A device according to claim 21, wherein the processor is configured to determine the visual context based at least in part on performing facial detection on the image data.

A method comprises the following steps: Performing signal enhancement of an input audio signal at a device to generate an enhanced mono audio signal; and Mixing a first audio signal and a second audio signal at the device to generate a stereo audio signal, the first audio signal being based on the enhanced mono audio signal.

The method according to claim 25 also includes: Determining a location context based on the location data; and Using a reverberation model to generate a synthesized reverberation signal corresponding to the location context, wherein the second audio signal includes the synthesized reverberation signal.

A non-transitory computer-readable medium storing instructions that, when executed by one or more processors, cause the one or more processors to: perform signal enhancement of an input audio signal to produce an enhanced mono audio signal; and mix a first audio signal and a second audio signal to produce a stereo audio signal, the first audio signal being based on the enhanced mono audio signal.

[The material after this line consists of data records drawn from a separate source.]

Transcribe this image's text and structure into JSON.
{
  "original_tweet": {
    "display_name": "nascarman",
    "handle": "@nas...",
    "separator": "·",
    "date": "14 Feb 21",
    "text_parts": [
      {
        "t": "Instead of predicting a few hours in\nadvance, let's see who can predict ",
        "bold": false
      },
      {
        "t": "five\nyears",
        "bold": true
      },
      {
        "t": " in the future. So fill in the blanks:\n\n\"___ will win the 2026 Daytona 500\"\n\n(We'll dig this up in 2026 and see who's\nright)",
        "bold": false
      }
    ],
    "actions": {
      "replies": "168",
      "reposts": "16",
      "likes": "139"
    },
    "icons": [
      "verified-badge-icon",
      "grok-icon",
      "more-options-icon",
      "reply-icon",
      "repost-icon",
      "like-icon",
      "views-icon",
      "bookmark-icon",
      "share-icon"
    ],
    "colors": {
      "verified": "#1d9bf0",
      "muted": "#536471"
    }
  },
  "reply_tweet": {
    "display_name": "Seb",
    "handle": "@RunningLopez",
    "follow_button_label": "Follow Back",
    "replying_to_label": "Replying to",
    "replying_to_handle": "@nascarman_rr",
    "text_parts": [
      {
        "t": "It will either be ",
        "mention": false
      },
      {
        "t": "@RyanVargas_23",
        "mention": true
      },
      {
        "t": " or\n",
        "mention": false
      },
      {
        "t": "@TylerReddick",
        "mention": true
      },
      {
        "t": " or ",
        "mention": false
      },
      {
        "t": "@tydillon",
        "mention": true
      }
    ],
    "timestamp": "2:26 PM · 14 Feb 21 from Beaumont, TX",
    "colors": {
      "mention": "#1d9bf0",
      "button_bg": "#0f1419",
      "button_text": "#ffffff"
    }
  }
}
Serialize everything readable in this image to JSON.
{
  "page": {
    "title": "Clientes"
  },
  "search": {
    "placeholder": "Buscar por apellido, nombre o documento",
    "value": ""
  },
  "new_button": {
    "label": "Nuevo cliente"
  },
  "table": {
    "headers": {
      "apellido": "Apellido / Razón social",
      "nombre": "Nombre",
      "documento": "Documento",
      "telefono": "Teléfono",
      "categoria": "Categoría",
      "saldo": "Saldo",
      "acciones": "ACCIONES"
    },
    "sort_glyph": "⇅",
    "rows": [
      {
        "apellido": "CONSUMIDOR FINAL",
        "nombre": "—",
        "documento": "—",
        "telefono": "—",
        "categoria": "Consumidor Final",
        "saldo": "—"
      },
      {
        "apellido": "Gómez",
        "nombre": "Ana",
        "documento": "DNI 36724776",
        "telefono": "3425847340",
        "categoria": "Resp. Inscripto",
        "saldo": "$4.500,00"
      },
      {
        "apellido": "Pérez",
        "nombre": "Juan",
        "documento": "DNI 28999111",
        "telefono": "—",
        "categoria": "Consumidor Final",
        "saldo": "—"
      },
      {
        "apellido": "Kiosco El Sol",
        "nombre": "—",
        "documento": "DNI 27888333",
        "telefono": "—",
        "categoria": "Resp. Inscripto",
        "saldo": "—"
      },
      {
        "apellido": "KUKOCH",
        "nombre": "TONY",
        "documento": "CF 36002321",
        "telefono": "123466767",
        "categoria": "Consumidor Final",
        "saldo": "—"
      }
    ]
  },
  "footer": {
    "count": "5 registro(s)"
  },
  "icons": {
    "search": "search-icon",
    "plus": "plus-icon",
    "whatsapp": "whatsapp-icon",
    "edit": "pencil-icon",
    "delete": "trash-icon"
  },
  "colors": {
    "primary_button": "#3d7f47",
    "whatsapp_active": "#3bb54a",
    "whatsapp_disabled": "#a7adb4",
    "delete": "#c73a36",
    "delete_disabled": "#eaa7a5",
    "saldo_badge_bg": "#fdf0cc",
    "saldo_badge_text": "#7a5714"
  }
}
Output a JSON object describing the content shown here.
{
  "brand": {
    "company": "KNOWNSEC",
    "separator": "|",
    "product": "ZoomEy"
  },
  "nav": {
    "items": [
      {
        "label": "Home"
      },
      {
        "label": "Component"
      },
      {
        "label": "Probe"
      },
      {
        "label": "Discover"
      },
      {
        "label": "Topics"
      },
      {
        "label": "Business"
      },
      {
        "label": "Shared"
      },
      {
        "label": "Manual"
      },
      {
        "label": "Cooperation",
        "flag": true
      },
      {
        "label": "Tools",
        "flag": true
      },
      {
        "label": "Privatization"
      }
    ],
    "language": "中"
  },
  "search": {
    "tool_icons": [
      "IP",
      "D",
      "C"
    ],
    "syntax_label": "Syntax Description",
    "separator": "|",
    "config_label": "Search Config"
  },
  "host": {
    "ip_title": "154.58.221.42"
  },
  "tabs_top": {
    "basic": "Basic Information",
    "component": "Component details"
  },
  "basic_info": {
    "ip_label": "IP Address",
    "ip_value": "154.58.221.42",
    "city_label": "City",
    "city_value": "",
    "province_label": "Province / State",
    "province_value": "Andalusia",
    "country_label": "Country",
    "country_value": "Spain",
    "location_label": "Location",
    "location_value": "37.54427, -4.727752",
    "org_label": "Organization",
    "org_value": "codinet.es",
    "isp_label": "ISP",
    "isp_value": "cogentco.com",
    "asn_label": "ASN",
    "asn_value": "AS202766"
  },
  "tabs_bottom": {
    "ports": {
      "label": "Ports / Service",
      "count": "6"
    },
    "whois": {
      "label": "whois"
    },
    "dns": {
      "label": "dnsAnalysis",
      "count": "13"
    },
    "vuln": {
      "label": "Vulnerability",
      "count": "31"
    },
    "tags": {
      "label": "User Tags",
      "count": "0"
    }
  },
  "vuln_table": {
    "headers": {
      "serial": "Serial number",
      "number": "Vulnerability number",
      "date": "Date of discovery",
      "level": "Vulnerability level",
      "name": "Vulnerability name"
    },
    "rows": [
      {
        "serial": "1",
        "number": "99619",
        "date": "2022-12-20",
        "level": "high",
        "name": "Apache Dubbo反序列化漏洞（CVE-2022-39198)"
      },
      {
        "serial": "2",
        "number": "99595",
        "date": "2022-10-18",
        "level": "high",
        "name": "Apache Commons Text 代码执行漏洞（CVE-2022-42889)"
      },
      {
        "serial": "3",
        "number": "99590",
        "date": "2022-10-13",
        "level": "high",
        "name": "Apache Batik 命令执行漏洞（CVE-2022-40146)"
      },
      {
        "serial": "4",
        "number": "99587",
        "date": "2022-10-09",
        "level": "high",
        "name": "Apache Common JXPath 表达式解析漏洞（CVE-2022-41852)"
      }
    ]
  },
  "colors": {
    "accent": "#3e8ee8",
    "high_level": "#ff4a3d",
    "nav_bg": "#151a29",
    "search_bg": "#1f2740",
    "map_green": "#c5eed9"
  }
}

A non-transitory computer-readable medium according to claim 27, wherein the signal enhancement is based at least in part on a configuration setting and/or a user input.

A device comprising: means for performing signal enhancement of an input audio signal to produce an enhanced mono audio signal; and means for mixing a first audio signal and a second audio signal to produce a stereo audio signal, the first audio signal being based on the enhanced mono audio signal.

The device of claim 29, wherein the means for performing the signal enhancement and the means for mixing the first audio signal and the second audio signal are integrated into at least one of the following: a smart speaker, a bar speaker, a computer, a tablet device, a display device, a television, a game console, a music player, a radio unit, a digital video player, a camera, A navigation device, a vehicle, a headset, an augmented reality headset, a mixed reality headset, a virtual reality headset, an aircraft, a home automation system, a voice-activated device, a wireless speaker and a voice-activated device, a portable electronic device, a communication device, an Internet of Things (IoT) device, a virtual reality (VR) device, a base station, or a mobile device.